Please, explain me this:

Paufer

21st September 2006 14:25 UTC

Please, explain me this:
I was reading PAK-9's progamming guide, in the superscope section, when realized that this will draw a square:

INIT:
n=6;
x1=0.5; y1=0.5;
x2=0.5; y2=-0.5;
x3=-0.5; y3=-0.5;
x4=-0.5; y4= 0.5;
x5=-0.5; y5=0.5;
x6=0.5; y6=0.5;

FRAME:
curpoint=0;

POINT:
curpoint=curpoint+1;
x=(if(equal(curpoint,1),x1,
if(equal(curpoint,2),x2,
if(equal(curpoint,3),x3,
if(equal(curpoint,4),x4,
if(equal(curpoint,5),x5,x6))))));

y=(if(equal(curpoint,1),y1,
if(equal(curpoint,2),y2,
if(equal(curpoint,3),y3,
if(equal(curpoint,4),y4,
if(equal(curpoint,5),y5,y6))))));

BUT, why this draws a square:

Init

n=5;

Frame

Rot=0;
Point=0;

Beat

Point

x1=-equal(point,0)+equal(point,1)+equal(point,2)-equal(point,3);
y1=equal(point,0)+equal(point,1)-equal(point,2)-equal(point,3);

x1=x1*0.5;
y1=y1*0.5;

x=x1*cos(rot)-y1*sin(rot);
y=x1*sin(rot)+y1*cos(rot);

point=if(equal(point,3),0,point+1);

WHY??????????

ok, I know it's a rotating square, but still is a square...

Thanks in advance.

Warrior of the Light

21st September 2006 18:08 UTC

It'd take me four pages to explain that.. the best suggestion that I can give is that you write an input>output scheme:

if 'point' is 0, then what would happen with all of the values?

etc

Paufer

21st September 2006 20:54 UTC

Well, I tried to think this way already, but I don't see the square in these codes...

Any other sugestion??

Warrior of the Light

21st September 2006 23:21 UTC

Okay, I'll go through it with you:
I'll just handle the postion on the x-axis for the first point of the line.

The formula:
x1=-equal(point,0)+equal(point,1)+equal(point,2)-equal(point,3);

point=0. (since it hasn't been defined yet)

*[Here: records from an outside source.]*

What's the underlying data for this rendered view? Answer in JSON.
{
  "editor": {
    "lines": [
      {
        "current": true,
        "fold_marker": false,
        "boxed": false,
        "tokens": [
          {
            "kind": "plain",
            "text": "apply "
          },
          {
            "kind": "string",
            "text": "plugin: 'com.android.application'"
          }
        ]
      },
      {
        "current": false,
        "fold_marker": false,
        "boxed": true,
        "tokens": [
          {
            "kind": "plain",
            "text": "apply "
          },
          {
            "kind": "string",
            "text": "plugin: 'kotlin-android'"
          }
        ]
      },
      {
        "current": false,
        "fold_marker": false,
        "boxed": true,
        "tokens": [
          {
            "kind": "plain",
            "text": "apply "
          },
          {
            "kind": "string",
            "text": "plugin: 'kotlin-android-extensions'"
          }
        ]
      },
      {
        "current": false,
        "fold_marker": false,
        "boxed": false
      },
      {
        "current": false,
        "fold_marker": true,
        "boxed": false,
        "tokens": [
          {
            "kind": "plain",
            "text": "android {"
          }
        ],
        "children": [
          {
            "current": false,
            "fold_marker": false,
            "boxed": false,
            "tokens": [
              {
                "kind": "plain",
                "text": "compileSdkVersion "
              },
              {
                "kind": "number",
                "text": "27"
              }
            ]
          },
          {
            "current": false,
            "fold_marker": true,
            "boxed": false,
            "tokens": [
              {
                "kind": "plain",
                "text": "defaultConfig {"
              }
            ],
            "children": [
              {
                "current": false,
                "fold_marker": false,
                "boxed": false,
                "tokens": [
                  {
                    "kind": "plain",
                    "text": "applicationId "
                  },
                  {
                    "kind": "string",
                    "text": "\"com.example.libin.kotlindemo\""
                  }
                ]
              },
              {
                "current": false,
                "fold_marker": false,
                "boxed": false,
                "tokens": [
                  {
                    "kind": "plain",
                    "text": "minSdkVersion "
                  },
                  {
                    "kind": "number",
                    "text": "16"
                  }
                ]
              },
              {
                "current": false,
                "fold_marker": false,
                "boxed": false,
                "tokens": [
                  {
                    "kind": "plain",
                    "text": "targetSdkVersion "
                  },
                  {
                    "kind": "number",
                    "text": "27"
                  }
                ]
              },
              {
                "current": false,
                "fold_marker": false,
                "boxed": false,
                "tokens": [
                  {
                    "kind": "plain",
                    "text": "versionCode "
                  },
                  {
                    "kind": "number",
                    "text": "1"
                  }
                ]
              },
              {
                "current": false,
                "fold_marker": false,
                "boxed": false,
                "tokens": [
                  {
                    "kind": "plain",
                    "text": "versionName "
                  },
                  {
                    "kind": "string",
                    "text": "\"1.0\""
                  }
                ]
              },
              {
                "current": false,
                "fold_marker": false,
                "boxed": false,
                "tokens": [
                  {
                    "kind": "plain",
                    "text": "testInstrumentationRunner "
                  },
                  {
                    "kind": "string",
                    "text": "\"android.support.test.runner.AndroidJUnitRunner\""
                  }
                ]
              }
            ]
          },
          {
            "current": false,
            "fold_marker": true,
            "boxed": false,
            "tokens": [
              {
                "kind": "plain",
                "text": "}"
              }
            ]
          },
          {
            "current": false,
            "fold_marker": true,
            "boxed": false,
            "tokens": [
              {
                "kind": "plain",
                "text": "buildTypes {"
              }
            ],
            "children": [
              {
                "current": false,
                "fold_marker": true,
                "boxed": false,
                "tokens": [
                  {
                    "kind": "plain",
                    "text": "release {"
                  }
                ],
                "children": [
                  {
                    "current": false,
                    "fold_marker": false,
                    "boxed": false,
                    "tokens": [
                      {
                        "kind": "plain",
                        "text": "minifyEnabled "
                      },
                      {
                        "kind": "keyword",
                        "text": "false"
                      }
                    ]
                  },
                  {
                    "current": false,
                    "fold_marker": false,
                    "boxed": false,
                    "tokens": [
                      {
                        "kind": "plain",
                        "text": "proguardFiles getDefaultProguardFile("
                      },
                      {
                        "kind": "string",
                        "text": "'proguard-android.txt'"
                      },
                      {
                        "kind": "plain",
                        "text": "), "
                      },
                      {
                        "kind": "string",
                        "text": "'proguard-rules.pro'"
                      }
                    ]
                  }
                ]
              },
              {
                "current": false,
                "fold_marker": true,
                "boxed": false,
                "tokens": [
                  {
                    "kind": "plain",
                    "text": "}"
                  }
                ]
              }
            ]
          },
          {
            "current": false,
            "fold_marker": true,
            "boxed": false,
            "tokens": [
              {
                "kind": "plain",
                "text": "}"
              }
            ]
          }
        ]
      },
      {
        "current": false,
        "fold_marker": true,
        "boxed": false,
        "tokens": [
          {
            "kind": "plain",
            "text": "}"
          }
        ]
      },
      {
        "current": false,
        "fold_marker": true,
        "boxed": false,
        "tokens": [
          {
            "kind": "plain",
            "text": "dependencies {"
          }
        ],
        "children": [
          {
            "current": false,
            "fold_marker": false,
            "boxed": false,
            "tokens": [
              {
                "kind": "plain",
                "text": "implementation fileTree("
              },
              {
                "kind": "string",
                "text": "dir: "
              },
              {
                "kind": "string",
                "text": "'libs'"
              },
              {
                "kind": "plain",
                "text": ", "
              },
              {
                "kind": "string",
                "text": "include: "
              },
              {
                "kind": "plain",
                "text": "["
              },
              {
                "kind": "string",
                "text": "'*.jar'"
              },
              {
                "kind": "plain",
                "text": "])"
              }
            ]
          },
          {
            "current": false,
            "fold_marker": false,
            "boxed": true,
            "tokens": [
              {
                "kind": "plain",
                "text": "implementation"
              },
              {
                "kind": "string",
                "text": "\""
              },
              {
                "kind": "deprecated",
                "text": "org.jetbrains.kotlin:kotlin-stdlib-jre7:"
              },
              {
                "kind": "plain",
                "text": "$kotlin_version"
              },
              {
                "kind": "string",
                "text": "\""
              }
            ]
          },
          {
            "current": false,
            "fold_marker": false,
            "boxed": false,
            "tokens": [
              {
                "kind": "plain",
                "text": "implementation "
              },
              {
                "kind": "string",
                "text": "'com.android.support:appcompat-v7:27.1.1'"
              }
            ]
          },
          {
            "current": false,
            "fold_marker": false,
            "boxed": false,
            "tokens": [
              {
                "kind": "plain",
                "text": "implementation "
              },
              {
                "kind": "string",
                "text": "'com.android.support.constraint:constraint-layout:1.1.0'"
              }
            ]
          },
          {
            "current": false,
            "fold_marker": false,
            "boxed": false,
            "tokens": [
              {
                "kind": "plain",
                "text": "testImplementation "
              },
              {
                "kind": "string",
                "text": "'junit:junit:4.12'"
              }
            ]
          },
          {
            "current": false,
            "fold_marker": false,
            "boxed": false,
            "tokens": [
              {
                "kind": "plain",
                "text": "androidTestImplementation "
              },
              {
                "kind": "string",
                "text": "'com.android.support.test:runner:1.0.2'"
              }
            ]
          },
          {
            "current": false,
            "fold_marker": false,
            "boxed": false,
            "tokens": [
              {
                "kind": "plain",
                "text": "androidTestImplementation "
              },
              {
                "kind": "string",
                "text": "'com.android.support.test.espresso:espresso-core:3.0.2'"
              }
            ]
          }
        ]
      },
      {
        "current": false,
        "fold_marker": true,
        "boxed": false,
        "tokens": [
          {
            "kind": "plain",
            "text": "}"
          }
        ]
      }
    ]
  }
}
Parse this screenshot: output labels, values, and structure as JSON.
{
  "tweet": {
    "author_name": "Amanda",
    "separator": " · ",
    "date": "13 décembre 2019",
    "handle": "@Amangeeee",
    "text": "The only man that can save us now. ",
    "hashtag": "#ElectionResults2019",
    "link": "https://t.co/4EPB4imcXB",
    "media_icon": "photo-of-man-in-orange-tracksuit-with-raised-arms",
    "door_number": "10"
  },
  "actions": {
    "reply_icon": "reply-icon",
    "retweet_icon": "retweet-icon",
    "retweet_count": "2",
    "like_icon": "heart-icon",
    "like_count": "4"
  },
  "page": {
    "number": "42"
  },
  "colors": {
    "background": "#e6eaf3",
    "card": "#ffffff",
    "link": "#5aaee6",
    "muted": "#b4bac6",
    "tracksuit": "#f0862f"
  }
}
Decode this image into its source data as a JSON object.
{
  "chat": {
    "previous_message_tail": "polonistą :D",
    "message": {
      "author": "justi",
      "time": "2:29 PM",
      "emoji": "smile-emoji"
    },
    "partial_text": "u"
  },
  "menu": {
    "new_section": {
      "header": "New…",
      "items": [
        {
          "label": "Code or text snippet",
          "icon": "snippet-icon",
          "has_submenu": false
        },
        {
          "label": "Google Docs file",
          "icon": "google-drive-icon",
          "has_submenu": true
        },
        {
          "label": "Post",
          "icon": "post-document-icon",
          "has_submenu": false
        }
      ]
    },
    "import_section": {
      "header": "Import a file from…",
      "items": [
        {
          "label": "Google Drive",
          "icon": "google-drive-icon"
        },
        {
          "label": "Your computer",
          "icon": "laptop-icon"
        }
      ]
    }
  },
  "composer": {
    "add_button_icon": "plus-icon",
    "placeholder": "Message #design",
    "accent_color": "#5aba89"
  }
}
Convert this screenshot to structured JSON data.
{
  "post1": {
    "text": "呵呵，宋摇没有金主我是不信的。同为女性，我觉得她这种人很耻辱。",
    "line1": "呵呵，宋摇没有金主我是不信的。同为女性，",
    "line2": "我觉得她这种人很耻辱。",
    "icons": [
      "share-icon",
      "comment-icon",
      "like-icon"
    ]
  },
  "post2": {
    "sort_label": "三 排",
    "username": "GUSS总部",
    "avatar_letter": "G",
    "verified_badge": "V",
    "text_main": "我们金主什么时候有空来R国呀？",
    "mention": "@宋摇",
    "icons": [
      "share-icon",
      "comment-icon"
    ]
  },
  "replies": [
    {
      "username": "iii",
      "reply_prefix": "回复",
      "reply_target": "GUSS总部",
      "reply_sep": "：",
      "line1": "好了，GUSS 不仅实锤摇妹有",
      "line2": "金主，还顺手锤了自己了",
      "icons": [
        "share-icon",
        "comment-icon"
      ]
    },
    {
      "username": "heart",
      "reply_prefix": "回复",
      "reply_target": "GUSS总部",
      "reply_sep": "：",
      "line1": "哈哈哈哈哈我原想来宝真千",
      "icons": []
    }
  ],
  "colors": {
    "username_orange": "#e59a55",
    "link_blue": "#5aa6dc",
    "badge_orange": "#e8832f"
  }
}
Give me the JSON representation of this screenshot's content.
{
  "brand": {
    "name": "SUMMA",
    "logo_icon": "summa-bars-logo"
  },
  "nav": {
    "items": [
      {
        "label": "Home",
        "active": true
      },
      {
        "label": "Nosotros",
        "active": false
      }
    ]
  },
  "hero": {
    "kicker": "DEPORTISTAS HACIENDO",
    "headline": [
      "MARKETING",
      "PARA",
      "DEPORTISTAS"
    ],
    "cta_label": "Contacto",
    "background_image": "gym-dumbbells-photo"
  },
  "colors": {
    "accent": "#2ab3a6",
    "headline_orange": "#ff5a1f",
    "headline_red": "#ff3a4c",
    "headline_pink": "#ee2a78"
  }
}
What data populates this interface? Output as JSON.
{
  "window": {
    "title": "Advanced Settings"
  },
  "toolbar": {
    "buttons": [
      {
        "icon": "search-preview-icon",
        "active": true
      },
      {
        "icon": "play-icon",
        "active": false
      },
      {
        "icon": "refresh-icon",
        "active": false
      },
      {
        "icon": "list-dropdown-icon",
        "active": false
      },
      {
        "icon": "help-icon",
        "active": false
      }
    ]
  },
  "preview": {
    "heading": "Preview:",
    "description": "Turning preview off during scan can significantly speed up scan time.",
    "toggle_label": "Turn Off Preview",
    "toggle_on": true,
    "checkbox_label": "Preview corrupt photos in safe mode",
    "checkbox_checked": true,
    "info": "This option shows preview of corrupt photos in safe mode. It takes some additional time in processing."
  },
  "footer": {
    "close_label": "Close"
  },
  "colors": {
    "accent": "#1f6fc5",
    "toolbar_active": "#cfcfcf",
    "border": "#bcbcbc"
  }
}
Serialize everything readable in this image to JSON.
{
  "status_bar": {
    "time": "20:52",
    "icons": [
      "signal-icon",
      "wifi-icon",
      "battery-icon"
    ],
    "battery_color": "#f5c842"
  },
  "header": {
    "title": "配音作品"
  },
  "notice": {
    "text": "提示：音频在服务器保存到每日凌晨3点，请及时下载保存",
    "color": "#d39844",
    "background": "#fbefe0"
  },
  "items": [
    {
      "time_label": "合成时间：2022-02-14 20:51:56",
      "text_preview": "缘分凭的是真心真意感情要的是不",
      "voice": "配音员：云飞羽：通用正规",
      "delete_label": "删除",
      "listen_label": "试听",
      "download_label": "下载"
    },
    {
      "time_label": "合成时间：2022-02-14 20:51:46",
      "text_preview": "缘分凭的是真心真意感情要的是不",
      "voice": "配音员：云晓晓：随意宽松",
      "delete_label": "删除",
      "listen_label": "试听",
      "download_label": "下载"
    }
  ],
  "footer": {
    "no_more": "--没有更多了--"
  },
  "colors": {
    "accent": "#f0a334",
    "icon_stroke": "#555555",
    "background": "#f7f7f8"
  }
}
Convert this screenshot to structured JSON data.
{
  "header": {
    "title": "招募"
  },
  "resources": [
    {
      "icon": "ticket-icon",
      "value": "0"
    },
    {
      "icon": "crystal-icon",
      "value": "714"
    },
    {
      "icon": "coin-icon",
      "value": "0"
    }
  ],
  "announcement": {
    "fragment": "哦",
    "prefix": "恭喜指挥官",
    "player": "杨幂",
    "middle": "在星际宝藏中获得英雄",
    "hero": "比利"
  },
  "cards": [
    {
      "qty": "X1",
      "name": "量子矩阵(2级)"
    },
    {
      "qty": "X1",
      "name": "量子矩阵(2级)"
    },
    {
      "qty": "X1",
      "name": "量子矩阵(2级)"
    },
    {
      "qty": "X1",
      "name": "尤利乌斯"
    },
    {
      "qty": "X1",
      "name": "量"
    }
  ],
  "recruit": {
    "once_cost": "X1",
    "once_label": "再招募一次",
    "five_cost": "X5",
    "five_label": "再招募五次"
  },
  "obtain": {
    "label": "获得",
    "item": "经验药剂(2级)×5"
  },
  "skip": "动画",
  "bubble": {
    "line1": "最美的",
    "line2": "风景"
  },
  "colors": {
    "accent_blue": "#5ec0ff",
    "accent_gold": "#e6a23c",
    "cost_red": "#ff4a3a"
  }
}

I'll split it in four parts:

the first part: -equal(point,0)
point=0, so this results in: -equal(0,0)
equal(0,0) is true, so equal() returns 1.
There's a "-" in front of it, so here stands "-1" now.

second part: +equal(point,1)
point=0, so this results in: +equal(0,1)
equal(0,1) is false, so equal() returns 0.
There's a "+" in front of it, so here stands "+0" now.
The complete line so far is: -1+0.

Third part: +equal(point,2)
point=0, so this results in: +equal(0,2)
equal(0,2) is false, so equal() returns 0.
There's a "+" in front of it, so here stands "+0" now.
The complete line so far is: -1+0+0.

Fourth part: -equal(point,3);
point=0, so this results in: -equal(0,4);
equal(0,4) is false, so equal() returns 0.
There's a "-" in front of it, so here stands "-0" now.
The complete line so far is: -1+0+0-0.
a ";" ends the line.

-1+0+0-0=-1

So, for the first point, x1=-1

then we find that x1=x1*.5
-1*.5=.5
x1=-.5

x=x1*cos(rot)-y1*sin(rot);
(I'll omit the rotation mumbojumbo as it is not relevant at this time)

point=if(equal(point,3),0,point+1);
if point=3, then point=0. Otherwise point=point+1.
In this case, point was 0, so point becomes 1 now (0+1=1).

This is done for the next point of the square (or better: line) that will be calculated.
(and when the line is finished, point'll be reset to 0)

Paufer

22nd September 2006 00:24 UTC

Okay, now I see a light in the end of the tunnel, but it is very complicated yet...

I must be stupid or something, I get how the codes works, but I still don't see a square. I don't know how to explain it in english but I'll try:

"-1+0+0-0=-1

So, for the first point, x1=-1

then we find that x1=x1*.5
-1*.5=.5
x1=-.5"

ok, thats clear to me, but why or how does it change to 0.5 or the other values??

Sorry for bothering you with that... and thanks!

PAK-9

22nd September 2006 23:35 UTC

Take a simpler example and imagine the code is just this

---

frame:

n=5;
point=0;

point:

x=-equal(point,0)+equal(point,1)+equal(point,2)-equal(point,3);
y=equal(point,0)+equal(point,1)-equal(point,2)-equal(point,3);

point=if(equal(point,3),0,point+1);

---

the point code is executed 5 times because n=5; for each pass of the point code the variable 'point' will be 0,1,2,3,0 in that order.

When point=0:

equal(point,1) = 0
equal(point,2) = 0
equal(point,3) = 0

only 'equal(point,0)' is non-zero, it equals 1. So for this value of point, x=-1 and y=1

When point=1:

equal(point,0) = 0
equal(point,2) = 0
equal(point,3) = 0

only 'equal(point,1)' is non-zero, it equals 1. So for this value of point, x=1 and y=1

if you follow this logic for each execution of the point code you get:

(first pass, point=0) x=-1,y=1
(second pass, point=1) x=1,y=1
(third pass, point=2) x=1,y=-1
(fourth pass, point=3) x=-1,y=-1
(fifth pass, point=0) x=-1,y=1

It should (hopefully) be apparent that this renders a closed square.

Hope this helps

Paufer

23rd September 2006 16:58 UTC

yeah, thanks PAK-9 and Warrior!!!
Now I understand, but still, you have to think quite a bit to draw things in the SSC...

Well, I think that just practicing I'll get it...

Thanks again!!